Giustizia e politica, nello scontro perdiamo tutti

Dall’inchiesta milanese agli scontri istituzionali, la tensione tra toghe e politica si rinnova. Ma a perdere non sono solo i protagonisti in campo: è la fiducia collettiva ad affondare, tra sospetti, spettacolarizzazione e crisi di legittimità

Fabio BordignonFabio Bordignon

Ci risiamo. O forse non ci siamo mai spostati di una virgola sul terreno in cui si incrociano e confliggono, da oltre trent’anni, politica e giustizia. Dal centro alla periferia. E di nuovo dalla periferia verso il centro, con effetti che minacciano ripercussioni su scala nazionale. Ma le conseguenze, in termini di reputazione sociale, non riguardano solo la politica.
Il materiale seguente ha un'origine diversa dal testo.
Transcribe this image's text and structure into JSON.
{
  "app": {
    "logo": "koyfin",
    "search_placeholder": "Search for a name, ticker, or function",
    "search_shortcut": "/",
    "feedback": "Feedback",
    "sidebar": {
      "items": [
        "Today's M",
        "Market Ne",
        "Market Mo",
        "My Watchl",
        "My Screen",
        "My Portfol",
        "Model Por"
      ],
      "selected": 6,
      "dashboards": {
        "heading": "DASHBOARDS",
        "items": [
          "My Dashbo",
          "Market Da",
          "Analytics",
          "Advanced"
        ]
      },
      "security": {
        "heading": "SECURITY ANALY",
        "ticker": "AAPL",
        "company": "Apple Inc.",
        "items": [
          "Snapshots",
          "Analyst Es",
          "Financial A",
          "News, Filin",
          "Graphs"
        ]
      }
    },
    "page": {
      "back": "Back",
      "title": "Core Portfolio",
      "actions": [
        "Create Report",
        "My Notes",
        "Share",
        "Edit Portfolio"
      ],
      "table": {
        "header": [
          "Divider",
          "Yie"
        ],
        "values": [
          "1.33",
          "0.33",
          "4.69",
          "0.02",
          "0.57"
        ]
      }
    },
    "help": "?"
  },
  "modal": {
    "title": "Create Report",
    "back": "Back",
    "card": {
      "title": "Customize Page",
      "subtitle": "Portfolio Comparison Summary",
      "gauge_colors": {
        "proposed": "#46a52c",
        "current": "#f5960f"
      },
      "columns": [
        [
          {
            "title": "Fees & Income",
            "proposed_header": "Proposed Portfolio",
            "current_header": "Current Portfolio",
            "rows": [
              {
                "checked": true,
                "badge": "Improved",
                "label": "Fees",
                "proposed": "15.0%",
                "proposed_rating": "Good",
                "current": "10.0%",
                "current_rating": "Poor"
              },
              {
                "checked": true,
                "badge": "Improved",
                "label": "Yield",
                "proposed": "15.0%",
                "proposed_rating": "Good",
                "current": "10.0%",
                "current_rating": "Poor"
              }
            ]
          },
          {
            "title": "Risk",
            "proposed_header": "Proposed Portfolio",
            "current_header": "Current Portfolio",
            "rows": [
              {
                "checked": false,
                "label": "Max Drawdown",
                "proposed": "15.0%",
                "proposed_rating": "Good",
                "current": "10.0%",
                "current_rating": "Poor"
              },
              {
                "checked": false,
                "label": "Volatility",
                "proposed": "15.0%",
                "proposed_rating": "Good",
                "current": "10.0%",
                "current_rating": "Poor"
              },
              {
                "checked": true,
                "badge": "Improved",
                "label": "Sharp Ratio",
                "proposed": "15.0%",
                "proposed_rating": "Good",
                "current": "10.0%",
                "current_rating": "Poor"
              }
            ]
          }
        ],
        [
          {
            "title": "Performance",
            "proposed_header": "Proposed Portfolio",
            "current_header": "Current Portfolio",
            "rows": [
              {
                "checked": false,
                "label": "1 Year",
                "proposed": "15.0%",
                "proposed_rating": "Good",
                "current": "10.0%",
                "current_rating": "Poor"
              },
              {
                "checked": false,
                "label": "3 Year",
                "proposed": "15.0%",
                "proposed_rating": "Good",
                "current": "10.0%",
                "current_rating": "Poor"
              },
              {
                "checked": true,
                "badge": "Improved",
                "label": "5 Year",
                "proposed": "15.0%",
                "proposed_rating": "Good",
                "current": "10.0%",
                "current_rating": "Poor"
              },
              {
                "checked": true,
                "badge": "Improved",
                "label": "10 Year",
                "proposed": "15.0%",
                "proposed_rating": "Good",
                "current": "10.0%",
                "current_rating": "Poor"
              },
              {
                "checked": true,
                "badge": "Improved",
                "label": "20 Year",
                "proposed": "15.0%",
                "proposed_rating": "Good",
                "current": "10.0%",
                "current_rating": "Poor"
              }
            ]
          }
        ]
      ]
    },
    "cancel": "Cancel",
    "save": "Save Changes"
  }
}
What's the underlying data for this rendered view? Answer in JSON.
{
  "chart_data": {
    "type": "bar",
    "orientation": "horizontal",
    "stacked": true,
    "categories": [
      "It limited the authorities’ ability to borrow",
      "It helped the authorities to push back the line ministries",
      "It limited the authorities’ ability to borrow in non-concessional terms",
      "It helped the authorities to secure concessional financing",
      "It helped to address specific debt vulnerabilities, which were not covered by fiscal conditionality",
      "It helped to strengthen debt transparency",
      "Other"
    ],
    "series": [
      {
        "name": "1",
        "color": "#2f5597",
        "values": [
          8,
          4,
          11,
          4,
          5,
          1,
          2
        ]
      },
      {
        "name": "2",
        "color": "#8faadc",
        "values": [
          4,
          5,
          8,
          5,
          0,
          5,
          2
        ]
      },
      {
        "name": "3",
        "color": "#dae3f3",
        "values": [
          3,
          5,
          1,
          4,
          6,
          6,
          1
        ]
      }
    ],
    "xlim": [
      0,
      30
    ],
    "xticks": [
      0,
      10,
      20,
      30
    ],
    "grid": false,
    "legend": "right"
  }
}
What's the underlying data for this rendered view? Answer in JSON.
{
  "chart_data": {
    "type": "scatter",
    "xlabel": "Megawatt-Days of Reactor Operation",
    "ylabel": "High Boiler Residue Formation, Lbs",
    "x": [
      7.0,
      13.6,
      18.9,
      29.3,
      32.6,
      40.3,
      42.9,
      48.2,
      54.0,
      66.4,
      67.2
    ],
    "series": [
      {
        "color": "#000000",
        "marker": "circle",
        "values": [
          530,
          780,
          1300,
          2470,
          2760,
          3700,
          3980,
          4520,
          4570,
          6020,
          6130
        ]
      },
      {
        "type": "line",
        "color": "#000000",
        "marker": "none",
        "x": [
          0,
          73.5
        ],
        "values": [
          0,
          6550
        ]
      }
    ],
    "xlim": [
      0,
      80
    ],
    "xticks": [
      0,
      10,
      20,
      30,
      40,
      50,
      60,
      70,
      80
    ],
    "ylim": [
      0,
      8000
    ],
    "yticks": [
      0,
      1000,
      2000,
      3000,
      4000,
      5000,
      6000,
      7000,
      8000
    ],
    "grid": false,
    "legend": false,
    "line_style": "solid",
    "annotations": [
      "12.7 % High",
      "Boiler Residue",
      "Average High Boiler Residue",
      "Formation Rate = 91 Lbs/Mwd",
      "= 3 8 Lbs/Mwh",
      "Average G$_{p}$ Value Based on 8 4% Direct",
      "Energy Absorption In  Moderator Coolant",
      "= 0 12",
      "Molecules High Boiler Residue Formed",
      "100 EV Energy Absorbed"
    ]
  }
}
Anche la magistratura ha conosciuto un calo significativo di fiducia.

L’epicentro del nuovo sisma non poteva che essere ancora una volta Milano, con l’inchiesta sull’amministrazione cittadina. Certo, i tempi sono diversi rispetto all’avvio di Mani Pulite, che arrivò a scardinare, non solo un sistema perverso di legami tra politica e affari, ma un intero assetto politico. Eppure, potremmo trovarci di fronte all’inizio di una nuova “ondata di corruzione”. Magari su scala ridotta rispetto alle precedenti. Non ci riferiamo alla rilevanza dei procedimenti giudiziari. Tanto meno ai loro esiti processuali. Piuttosto, alla pervasività del discorso sugli intrecci tra corruzione e politica. Alla narrazione sulla corruzione.

Alla costruzione sociale del fenomeno (rimandiamo, su questo, al Glossario della corruzione, di prossima pubblicazione, curato da Marco Mazzoni e Alberto Vannucci). Un processo nel quale politica e magistratura non sono gli unici attori in campo: l’altro soggetto chiave va individuato nei media.

Ora, quel che parte da Milano non sarà il terremoto di Tangentopoli. Né la serie di scandali che, tra il 2010 e il 2012, favorì lo tsunami grillino. Ma gli effetti politici potrebbero farsi sentire. Dipenderà da come evolvono le indagini. Siamo solo agli inizi.

Di uno “spettacolo” che non si è mai davvero fermato. Fino a diventare incomprensibile agli occhi dei cittadini, dietro la coltre di fumo che annebbia la polarizzazione politico-giudiziaria. Alimentato da attacchi scomposti, istituzionalmente sgrammaticati alle toghe. E sentenze pronunciate anzitempo. Il protagonismo, politico e mediatico, di alcuni giudici non ha contribuito a diradarlo.

Così, mentre il governo porta avanti il suo progetto di riforma della giustizia, la Procura di Palermo fa ricorso contro l’assoluzione di un ministro (Salvini). Mentre un altro ministro (quello della giustizia) attacca frontalmente un magistrato colpevole di averlo criticato, un altro magistrato (Gratteri) figura nel palinsesto della prossima stagione tv. Nel frattempo, piccole e grandi inchieste locali potrebbero impattare sul risultato delle regionali.

Le ricadute della lunga battaglia politico-giudiziaria sono evidenti, nella delegittimazione della politica. Ma la stessa magistratura ha perso la sua sintonia con l’opinione pubblica.

Sono lontani gli anni nei quali i PM avevano assunto il ruolo di eroi della vita civile. I dati ci dicono che, a ogni ondata di inchieste, la fiducia nella magistratura sale.

Per poi però ripiegare negli anni successivi, attestandosi da tempo intorno al 40%. Vittima, anch’essa, del fuoco del conflitto. Della contrapposizione, ormai stantia, spesso strumentale, tra garantisti e giustizialisti. Un processo nel quale tutti hanno qualcosa da perdere. Non solo la politica. Non solo la magistratura. Tutti noi.